I’m including this comment as it can sometimes be difficult to get a negative comment out of the broader analyst world as people are so afraid to be rude.

There’s a new SPAC deal this week that I wanted to highlight for you: SmartRent to merge with Fifth Wall Acquisition Corp. I. SmartRent raised more than $ 100 million while private, according to Crunchbase data, according to Crunchbase data from RET Ventures, Spark Capital, and Bain Capital Ventures, among others.

Hence, this particular SPAC deal, which valued SmartRent at a $ 2.2 billion stock value, is a significant, venture-backed exit. You can check out the Investor Deck here. We care about the company as it appears to operate in a similar area to Latch which also ships through a SPAC. Do OS companies duel for rental units? That should be fun. (More on Latch’s SPAC deal here.)

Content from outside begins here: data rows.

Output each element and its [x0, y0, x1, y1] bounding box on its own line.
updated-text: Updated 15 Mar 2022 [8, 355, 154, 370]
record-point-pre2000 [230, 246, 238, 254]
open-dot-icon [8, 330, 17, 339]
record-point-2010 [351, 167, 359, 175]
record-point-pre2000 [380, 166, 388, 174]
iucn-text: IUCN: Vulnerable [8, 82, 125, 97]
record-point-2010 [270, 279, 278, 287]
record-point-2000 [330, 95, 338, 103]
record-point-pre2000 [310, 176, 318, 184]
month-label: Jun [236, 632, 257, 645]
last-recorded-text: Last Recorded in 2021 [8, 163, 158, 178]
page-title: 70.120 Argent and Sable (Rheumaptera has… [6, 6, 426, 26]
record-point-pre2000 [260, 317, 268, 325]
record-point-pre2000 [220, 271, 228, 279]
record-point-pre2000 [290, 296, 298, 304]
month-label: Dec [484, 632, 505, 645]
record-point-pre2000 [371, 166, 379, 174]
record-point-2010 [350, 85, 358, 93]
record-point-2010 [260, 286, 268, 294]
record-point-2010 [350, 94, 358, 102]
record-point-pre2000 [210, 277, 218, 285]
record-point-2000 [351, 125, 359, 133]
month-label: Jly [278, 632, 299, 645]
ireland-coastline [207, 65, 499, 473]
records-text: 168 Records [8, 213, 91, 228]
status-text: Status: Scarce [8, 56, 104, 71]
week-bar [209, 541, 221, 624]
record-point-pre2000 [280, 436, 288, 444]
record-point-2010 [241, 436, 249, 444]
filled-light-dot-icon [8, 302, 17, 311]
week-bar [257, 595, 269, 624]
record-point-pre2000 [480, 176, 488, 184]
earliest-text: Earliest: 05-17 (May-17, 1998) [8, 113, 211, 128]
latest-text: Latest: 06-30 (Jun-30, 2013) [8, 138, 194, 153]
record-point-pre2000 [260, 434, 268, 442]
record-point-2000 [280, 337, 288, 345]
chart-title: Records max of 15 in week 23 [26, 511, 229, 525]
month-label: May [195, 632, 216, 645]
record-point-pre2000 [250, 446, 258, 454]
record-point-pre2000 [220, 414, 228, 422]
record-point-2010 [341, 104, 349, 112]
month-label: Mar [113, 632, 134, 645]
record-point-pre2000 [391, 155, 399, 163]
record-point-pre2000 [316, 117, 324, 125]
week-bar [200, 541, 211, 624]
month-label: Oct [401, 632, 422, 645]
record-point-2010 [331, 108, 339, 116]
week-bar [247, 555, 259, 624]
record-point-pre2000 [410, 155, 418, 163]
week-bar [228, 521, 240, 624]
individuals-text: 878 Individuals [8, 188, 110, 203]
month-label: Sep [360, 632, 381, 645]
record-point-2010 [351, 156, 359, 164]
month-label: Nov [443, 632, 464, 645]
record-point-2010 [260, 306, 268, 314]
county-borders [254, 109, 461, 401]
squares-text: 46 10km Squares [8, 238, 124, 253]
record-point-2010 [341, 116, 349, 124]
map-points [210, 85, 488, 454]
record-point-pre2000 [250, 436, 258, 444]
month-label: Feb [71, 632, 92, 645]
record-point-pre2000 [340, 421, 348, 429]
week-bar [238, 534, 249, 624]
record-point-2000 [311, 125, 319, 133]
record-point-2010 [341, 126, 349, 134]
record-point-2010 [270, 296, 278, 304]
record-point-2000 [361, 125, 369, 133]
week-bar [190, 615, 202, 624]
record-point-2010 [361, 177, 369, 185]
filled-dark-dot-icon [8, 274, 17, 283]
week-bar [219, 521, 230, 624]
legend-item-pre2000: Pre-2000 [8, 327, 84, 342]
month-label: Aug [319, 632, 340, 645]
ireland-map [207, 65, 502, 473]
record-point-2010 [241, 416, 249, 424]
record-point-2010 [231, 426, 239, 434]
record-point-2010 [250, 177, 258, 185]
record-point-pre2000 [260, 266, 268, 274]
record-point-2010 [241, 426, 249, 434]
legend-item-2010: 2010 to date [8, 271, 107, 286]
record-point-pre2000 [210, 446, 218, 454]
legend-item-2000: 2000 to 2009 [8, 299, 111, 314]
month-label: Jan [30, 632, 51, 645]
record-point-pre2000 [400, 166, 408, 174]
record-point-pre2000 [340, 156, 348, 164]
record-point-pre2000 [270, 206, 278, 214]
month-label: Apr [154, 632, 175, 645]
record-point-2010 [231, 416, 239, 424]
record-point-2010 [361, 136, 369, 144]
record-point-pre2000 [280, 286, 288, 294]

After all, HYPR raised $ 35 million this week for our main work today. Among all of the venture capital rounds I wish I could have written about this week but didn’t get around to, HYPR is up there because it promises a password-free future. And after just lifting a Series C, you might be trying to pull it off. Please God make it happen.

Different and different

I had to cover a few rounds raised by graduates of the Y Combinator this week, including the recent Queenly and Albedo funding events. Look at her.

Oh, and Afterpay’s recent gains show that the “buy now, pay later” market is still growing like hell.